News Corp, the parent company of the Wall Street Journal, stated on Friday that one of its network systems containing critical business information, including personal data of its customers and employees, had been the "subject of continuous hacker activity."
The company did not immediately respond to a request for comment on a Wall Street Journal report that said cybersecurity firm Mandiant's investigation of the attack revealed the hackers "likely meant to gather intelligence to benefit China's interests."
"Mandiant believes people behind this action have a China nexus, and we believe they are likely engaged in espionage activities to gather intelligence to promote China's objectives," said David Wong, vice president of consulting at Mandiant.
According to a WSJ story citing a source familiar with the situation, News Corp believes the threat has been minimized, and staff is being offered guidance.
According to the article, Dow Jones, the Wall Street Journal, the New York Post, News Corp headquarters, and its UK news operations were all hit by the hack, which was detected on January 20.

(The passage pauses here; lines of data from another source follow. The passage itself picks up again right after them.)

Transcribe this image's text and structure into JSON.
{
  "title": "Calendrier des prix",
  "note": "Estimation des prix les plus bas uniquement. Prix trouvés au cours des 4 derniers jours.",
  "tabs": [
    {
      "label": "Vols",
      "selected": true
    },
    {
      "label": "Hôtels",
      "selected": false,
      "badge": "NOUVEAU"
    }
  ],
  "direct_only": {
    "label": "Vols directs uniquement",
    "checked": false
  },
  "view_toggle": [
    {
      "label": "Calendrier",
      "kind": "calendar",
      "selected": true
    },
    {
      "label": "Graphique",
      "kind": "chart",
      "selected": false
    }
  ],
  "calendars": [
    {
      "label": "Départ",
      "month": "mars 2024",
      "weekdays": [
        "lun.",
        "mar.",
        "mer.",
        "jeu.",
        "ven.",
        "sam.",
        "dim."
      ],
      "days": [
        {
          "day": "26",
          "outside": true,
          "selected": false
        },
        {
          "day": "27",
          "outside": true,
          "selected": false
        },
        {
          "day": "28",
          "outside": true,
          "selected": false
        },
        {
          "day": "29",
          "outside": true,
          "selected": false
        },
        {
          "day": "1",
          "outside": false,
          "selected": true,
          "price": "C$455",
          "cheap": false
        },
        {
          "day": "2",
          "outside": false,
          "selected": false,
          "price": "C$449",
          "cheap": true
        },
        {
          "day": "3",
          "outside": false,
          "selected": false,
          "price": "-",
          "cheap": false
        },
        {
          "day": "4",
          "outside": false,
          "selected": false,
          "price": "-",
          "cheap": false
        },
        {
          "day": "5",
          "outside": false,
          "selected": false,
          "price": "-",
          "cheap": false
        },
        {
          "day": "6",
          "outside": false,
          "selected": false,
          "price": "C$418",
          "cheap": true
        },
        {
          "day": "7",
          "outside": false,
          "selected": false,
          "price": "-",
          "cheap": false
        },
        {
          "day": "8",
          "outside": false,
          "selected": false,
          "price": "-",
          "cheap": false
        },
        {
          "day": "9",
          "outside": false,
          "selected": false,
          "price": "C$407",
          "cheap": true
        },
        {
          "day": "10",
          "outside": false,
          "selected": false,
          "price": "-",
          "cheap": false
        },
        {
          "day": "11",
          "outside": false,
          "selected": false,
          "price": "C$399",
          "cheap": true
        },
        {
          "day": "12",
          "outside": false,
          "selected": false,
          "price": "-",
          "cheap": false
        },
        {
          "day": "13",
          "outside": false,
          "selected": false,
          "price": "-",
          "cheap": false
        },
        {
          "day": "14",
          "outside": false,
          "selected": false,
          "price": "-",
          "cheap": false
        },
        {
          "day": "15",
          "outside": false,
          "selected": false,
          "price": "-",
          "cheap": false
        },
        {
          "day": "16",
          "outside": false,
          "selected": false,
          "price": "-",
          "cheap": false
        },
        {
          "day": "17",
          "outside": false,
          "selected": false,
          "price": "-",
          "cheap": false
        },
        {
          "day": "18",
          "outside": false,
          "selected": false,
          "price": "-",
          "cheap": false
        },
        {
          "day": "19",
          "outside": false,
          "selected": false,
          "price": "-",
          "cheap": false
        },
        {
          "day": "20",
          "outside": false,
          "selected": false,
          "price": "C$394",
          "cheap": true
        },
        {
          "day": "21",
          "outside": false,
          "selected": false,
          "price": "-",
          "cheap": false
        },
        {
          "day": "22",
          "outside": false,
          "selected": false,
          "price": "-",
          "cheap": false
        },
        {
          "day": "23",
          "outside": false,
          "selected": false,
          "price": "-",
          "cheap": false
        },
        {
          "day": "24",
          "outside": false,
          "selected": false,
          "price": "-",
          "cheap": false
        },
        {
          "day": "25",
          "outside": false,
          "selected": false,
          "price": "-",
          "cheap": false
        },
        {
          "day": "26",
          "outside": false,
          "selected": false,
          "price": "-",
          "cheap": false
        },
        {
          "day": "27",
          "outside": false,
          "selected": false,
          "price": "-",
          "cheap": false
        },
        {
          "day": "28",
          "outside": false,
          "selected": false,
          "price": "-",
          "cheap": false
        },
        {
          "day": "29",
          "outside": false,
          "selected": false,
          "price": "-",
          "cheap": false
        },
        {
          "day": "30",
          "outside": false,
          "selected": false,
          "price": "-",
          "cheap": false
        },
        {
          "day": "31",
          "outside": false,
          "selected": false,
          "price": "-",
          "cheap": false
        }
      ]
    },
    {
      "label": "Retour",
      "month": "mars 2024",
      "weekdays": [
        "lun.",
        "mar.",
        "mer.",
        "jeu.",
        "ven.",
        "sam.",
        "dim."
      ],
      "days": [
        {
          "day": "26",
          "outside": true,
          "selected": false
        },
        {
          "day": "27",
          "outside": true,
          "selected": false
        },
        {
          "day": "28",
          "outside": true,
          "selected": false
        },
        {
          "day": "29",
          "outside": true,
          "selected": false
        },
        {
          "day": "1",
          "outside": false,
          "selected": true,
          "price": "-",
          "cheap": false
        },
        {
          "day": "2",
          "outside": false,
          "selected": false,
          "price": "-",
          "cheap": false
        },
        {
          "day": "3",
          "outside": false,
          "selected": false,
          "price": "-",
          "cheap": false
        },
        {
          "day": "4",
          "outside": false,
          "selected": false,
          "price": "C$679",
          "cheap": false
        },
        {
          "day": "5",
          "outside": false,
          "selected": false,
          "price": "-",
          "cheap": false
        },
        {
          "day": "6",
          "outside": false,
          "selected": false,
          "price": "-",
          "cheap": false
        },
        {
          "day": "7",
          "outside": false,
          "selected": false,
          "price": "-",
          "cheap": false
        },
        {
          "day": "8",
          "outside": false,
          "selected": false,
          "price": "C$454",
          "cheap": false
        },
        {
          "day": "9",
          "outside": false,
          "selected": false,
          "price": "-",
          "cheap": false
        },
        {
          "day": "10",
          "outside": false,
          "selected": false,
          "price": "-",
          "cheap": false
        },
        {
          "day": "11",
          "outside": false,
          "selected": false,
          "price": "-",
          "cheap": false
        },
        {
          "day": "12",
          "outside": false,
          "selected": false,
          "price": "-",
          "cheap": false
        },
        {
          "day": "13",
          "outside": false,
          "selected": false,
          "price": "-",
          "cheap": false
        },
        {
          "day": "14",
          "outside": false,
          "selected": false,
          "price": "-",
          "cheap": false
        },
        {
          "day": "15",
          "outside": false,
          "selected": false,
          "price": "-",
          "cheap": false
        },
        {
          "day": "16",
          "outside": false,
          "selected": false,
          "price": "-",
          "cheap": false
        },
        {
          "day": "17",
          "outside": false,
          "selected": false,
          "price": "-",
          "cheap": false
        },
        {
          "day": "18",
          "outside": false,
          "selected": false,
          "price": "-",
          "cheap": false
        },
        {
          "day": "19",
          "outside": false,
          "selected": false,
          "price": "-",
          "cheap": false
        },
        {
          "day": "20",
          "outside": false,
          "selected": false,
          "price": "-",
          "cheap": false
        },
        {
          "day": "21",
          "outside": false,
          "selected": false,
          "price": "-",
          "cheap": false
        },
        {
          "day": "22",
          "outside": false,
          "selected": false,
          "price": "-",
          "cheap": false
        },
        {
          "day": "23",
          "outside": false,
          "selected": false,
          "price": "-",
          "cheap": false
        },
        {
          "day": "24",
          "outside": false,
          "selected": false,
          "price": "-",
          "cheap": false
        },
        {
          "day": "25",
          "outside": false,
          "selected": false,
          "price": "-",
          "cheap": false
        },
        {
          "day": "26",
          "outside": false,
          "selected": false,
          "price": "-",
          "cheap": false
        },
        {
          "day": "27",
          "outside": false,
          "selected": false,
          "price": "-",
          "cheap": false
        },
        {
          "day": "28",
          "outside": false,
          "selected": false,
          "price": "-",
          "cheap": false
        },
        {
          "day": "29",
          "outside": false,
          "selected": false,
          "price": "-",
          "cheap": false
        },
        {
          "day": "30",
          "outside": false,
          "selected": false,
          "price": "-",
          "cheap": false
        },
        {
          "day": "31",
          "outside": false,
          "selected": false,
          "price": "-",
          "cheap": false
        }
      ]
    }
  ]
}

"Cybersecurity risks and activity have been encountered by the organization, and it is expected to continue. There's no guarantee that cyber-threats or activities like the one identified in January 2022 won't have a significant negative impact in the future "News Corp, which is owned by Rupert Murdoch, warned in a filing.
The Wall Street Journal competes with Thomson Reuters (NYSE:TRI) Corp's news division, Reuters, in supplying news to media outlets.